Last updated on Monday 28th of February 2022 08:52:48 PM

Virtual Disk Checksum Certification

Using SHA1 checksum to check backup integrity

 Please note that this post is relative to old deprecated software ©XSIBackup-Classic. Some facts herein contained may still be applicable to more recent versions though.

For new instalations please use new ©XSIBackup which is far more advanced than ©XSIBackup-Classic.

We introduced the --certify-backup argument some time ago. It's a really useful tool that allows to certify the integrity of your backed up VMs with a near 100% accuracy degree. It takes some time, especially when performing a full Virtual Disk checksum on big disks, it's nevertheless worth the time and it can process data at hundreds of MB per second.

Disks in data centerWe have felt that it was the time to delve a bit more into this feature by discussing the pros and cons, so that you can have an idea of what to expect from it. Of course, remember that you can always use some other software that does not offer this insight into your data. In the end; "out of sight, out of mind", if your data ever gets corrupted, you won't be able to complain to the backup software vendor, as it will be something related to your hardware. We prefer to offer you that extra information, so that you can decide whether to ignore it, should frequency be not that high, or take action, in case it starts to show signs of hardware being a bit worn out.

Some clients become a bit puzzled when receiving checksum mismatches. Some people think that the checksums must always match, just as long as their VMs are running and they don't receive some higher level application error from ESXi or XSIBackup.

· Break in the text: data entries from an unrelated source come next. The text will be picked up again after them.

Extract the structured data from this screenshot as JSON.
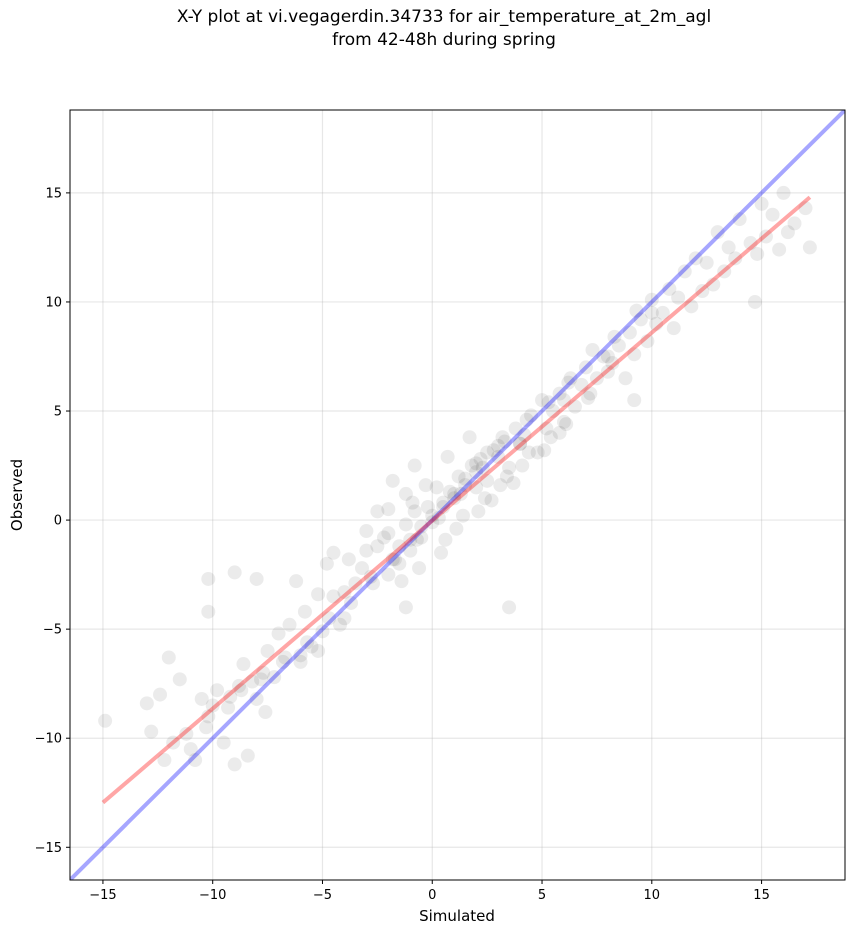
{
  "chart_data": {
    "type": "scatter",
    "title_line1": "X-Y plot at vi.vegagerdin.34733 for air_temperature_at_2m_agl",
    "title_line2": "from 42-48h during spring",
    "xlabel": "Simulated",
    "ylabel": "Observed",
    "xlim": [
      -16.5,
      18.8
    ],
    "ylim": [
      -16.5,
      18.8
    ],
    "xticks": [
      -15,
      -10,
      -5,
      0,
      5,
      10,
      15
    ],
    "yticks": [
      -15,
      -10,
      -5,
      0,
      5,
      10,
      15
    ],
    "xtick_labels": [
      "−15",
      "−10",
      "−5",
      "0",
      "5",
      "10",
      "15"
    ],
    "ytick_labels": [
      "−15",
      "−10",
      "−5",
      "0",
      "5",
      "10",
      "15"
    ],
    "grid": true,
    "point_color": "#000000",
    "point_alpha": 0.08,
    "reference_line": {
      "color": "#0000ff",
      "alpha": 0.35,
      "x": [
        -16.5,
        18.8
      ],
      "y": [
        -16.5,
        18.8
      ]
    },
    "fit_line": {
      "color": "#ff0000",
      "alpha": 0.35,
      "x": [
        -15.0,
        17.2
      ],
      "y": [
        -12.95,
        14.8
      ]
    },
    "points": {
      "x": [
        -14.9,
        -13.0,
        -12.8,
        -12.4,
        -12.0,
        -11.8,
        -11.5,
        -11.0,
        -10.8,
        -10.5,
        -10.3,
        -10.2,
        -10.0,
        -9.8,
        -9.5,
        -9.2,
        -9.0,
        -8.8,
        -8.6,
        -8.4,
        -8.0,
        -7.8,
        -7.6,
        -7.5,
        -7.2,
        -7.0,
        -6.8,
        -6.5,
        -6.2,
        -6.0,
        -5.8,
        -5.5,
        -5.2,
        -5.0,
        -4.8,
        -4.5,
        -4.2,
        -4.0,
        -3.8,
        -3.5,
        -3.2,
        -3.0,
        -2.8,
        -2.5,
        -2.2,
        -2.0,
        -1.8,
        -1.5,
        -1.2,
        -1.0,
        -0.8,
        -0.5,
        -0.2,
        0.0,
        0.2,
        0.5,
        0.8,
        1.0,
        1.2,
        1.5,
        1.8,
        2.0,
        2.2,
        2.5,
        2.8,
        3.0,
        3.2,
        3.5,
        3.8,
        4.0,
        4.2,
        4.5,
        4.8,
        5.0,
        5.2,
        5.5,
        5.8,
        6.0,
        6.2,
        6.5,
        6.8,
        7.0,
        7.2,
        7.5,
        7.8,
        8.0,
        8.2,
        8.5,
        8.8,
        9.0,
        9.2,
        9.5,
        9.8,
        10.0,
        10.2,
        10.5,
        10.8,
        11.0,
        11.2,
        11.5,
        11.8,
        12.0,
        12.3,
        12.5,
        12.8,
        13.0,
        13.3,
        13.5,
        13.8,
        14.0,
        14.5,
        14.8,
        15.0,
        15.2,
        15.5,
        15.8,
        16.0,
        16.5,
        17.0,
        17.2,
        -12.2,
        -11.2,
        -10.2,
        -9.3,
        -8.7,
        -8.2,
        -7.7,
        -6.7,
        -5.7,
        -4.7,
        -3.7,
        -2.7,
        -1.7,
        -0.7,
        0.3,
        1.3,
        2.3,
        3.3,
        4.3,
        5.3,
        6.3,
        7.3,
        8.3,
        9.3,
        -1.5,
        -1.0,
        -0.5,
        0.0,
        0.5,
        1.0,
        1.5,
        2.0,
        2.5,
        3.0,
        -2.0,
        -1.2,
        -0.3,
        0.7,
        1.7,
        2.7,
        3.7,
        -3.0,
        -2.5,
        -1.8,
        -0.9,
        0.4,
        1.1,
        2.1,
        3.1,
        4.1,
        5.1,
        6.1,
        7.1,
        -1.4,
        -0.6,
        0.6,
        1.4,
        2.4,
        3.4,
        4.4,
        5.4,
        -9.0,
        -8.0,
        -6.0,
        -4.0,
        -2.0,
        2.0,
        4.0,
        6.0,
        8.0,
        10.0,
        -10.2,
        -4.5,
        -1.2,
        5.8,
        -0.8,
        -5.2,
        3.5,
        9.2,
        14.7,
        16.2
      ],
      "y": [
        -9.2,
        -8.4,
        -9.7,
        -8.0,
        -6.3,
        -10.2,
        -7.3,
        -10.5,
        -11.0,
        -8.2,
        -9.5,
        -2.7,
        -8.5,
        -7.8,
        -10.2,
        -8.1,
        -2.4,
        -7.6,
        -6.6,
        -10.8,
        -2.7,
        -7.3,
        -8.8,
        -6.0,
        -7.2,
        -5.2,
        -6.5,
        -4.8,
        -2.8,
        -6.5,
        -4.2,
        -5.8,
        -3.4,
        -5.1,
        -2.0,
        -3.5,
        -4.8,
        -3.3,
        -1.8,
        -2.9,
        -2.2,
        -1.4,
        -2.6,
        -1.2,
        -0.8,
        -0.6,
        -1.8,
        -1.2,
        -0.2,
        -0.9,
        0.4,
        -0.3,
        0.6,
        0.2,
        1.5,
        0.8,
        1.3,
        1.0,
        2.0,
        1.6,
        2.5,
        2.2,
        2.8,
        1.8,
        3.2,
        2.9,
        3.8,
        2.4,
        4.2,
        3.5,
        3.9,
        4.8,
        3.1,
        5.5,
        4.2,
        5.0,
        5.8,
        4.5,
        6.3,
        5.2,
        6.2,
        7.0,
        5.8,
        6.5,
        7.5,
        6.8,
        7.2,
        8.0,
        6.5,
        8.6,
        7.6,
        9.2,
        8.2,
        10.1,
        9.0,
        9.5,
        10.6,
        8.8,
        10.2,
        11.4,
        9.8,
        12.0,
        10.5,
        11.8,
        10.8,
        13.2,
        11.4,
        12.5,
        12.0,
        13.8,
        12.7,
        12.2,
        14.5,
        13.0,
        14.0,
        12.4,
        15.0,
        13.6,
        14.3,
        12.5,
        -11.0,
        -9.8,
        -9.0,
        -8.6,
        -7.8,
        -7.4,
        -7.0,
        -6.3,
        -5.6,
        -4.5,
        -3.8,
        -2.9,
        -1.8,
        -0.9,
        0.1,
        1.2,
        2.4,
        3.6,
        4.6,
        5.4,
        6.5,
        7.8,
        8.4,
        9.6,
        -2.0,
        -1.4,
        -0.8,
        -0.1,
        0.6,
        1.2,
        1.9,
        2.6,
        3.1,
        3.4,
        0.5,
        1.2,
        1.6,
        2.9,
        3.8,
        0.9,
        1.7,
        -0.5,
        0.4,
        1.8,
        0.8,
        -1.5,
        -0.4,
        0.4,
        1.6,
        2.5,
        3.2,
        4.4,
        5.6,
        -2.8,
        -2.2,
        -0.9,
        0.2,
        1.0,
        2.0,
        3.1,
        3.8,
        -11.2,
        -8.2,
        -6.2,
        -4.5,
        -2.5,
        1.5,
        3.5,
        5.5,
        7.5,
        9.5,
        -4.2,
        -1.5,
        -4.0,
        4.0,
        2.5,
        -6.0,
        -4.0,
        5.5,
        10.0,
        13.2
      ]
    }
  }
}
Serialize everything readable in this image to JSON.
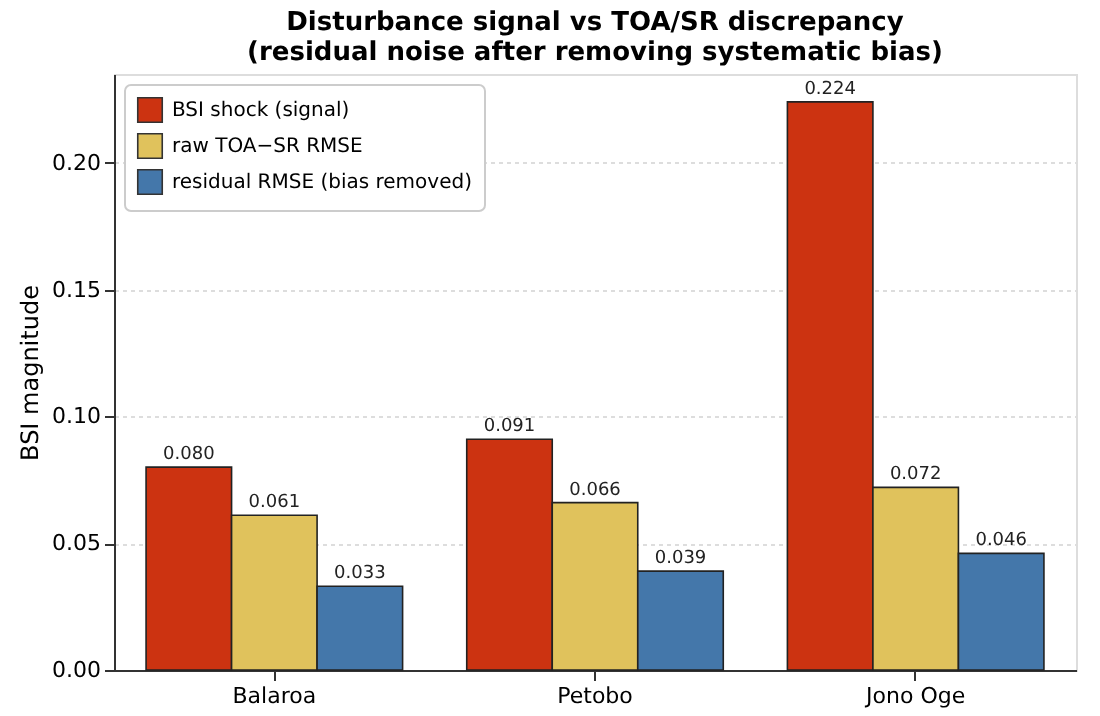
{
  "chart_data": {
    "type": "bar",
    "title": [
      "Disturbance signal vs TOA/SR discrepancy",
      "(residual noise after removing systematic bias)"
    ],
    "ylabel": "BSI magnitude",
    "categories": [
      "Balaroa",
      "Petobo",
      "Jono Oge"
    ],
    "series": [
      {
        "name": "BSI shock (signal)",
        "color": "#cc3311",
        "values": [
          0.08,
          0.091,
          0.224
        ],
        "value_labels": [
          "0.080",
          "0.091",
          "0.224"
        ]
      },
      {
        "name": "raw TOA−SR RMSE",
        "color": "#e0c25c",
        "values": [
          0.061,
          0.066,
          0.072
        ],
        "value_labels": [
          "0.061",
          "0.066",
          "0.072"
        ]
      },
      {
        "name": "residual RMSE (bias removed)",
        "color": "#4477aa",
        "values": [
          0.033,
          0.039,
          0.046
        ],
        "value_labels": [
          "0.033",
          "0.039",
          "0.046"
        ]
      }
    ],
    "ylim": [
      0,
      0.235
    ],
    "yticks": [
      {
        "value": 0,
        "label": "0.00"
      },
      {
        "value": 0.05,
        "label": "0.05"
      },
      {
        "value": 0.1,
        "label": "0.10"
      },
      {
        "value": 0.15,
        "label": "0.15"
      },
      {
        "value": 0.2,
        "label": "0.20"
      }
    ],
    "grid": "y",
    "legend": "top left"
  }
}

Let's start by saying that hard disks and SSDs are not perfect, they always fail, even when they are brand new. When we use the word "fail" in this context, we are not talking in absolute terms. Again, people tend to think in dual pairs of terms: cold/ hot, fast/slow, working/faulty.

Hard disks' healthiness is measured from an statistical point of view. We will consider a HD to be faulty when it accumulates an error rate above some pre-established limit. That is the moment when the HD must get retired from the enterprise world and enjoy its last days storing cartoon movies for your children or a desktop OS at home.

Hairavasundaram silent data corruption study  This is an extensive study on all forms of data corruption happening to disks in a data center during a period of 41 months. It is pretty old, but it's nevertheless still revealing and useful as it treats the matter from a wide angle perspective

Among brand new hard disks and the rest of the associated hardware, not all of them are the same. There are enterprise grade devices that are designed to be more resilient to errors than some other commodity hardware. In fact, it's not all about hard disks. Controllers and, the great unknown: cables, are fundamental to reduce the error rate and keep it controlled.

Gone are the days of the original SCSI implementation and its successors, when you had to build your array of disks, terminate them with an appropiate sized electronic resistence and pray for your Adaptec card not burning itself up. Still disks that don't fail live in the Platonic dimension of Ideas.

So, what should you expect from the --certify-backup argument. Well, you should expect some checksum mistmatch from time to time even on brand new disks. What time lapse that "from time to time" will be, will be directly proportional to the amount of data that you backup.

If your hardware is new, of good quality and cabling specs are up to the task, you could very well run hundreds of backups without experimenting a single checksum issue. Nevertheless, this is a probability distribution, thus you may very well get a checksum error on the very first backup cycle. That would be an extremely unlikely possibility though.

As disks start to wear out, the number of checksum mistmatchs will progressively raise. There will be a time overlap in which disk reads produce checksum mistmatches while the disks are still in use, this is not a huge concern for home labs or less critical services, but it is when you manage critical enterprise data.

What does it mean that I have received an error mistmatch?

It means that your original data and the checked backup are not identical bit by bit.

Should I be concerned?

Yes, although the probability that your data is really corrupt is relatively low when compared to the possibility that it's not. This is due to read errors being more frequent than write errors. This kind of errors are really sticky. First of all because the real reason for the mistmatch migth be physical damage in a given address of the HD. Even in case of read errors they tend to be very sticky until they finally and eventually disappear.

So, what should I do?

First of all, check your cabling and if you are unsure whether they are up to the specification, i.e.: old SATA cables on SATA3 disks, change them all, they are cheap. If checksum mistmatches still persist move your VMs to a new disk ASAP. The chances that the controller is causing errors is much lower, but still could be the cause.

Daniel J. García Fidalgo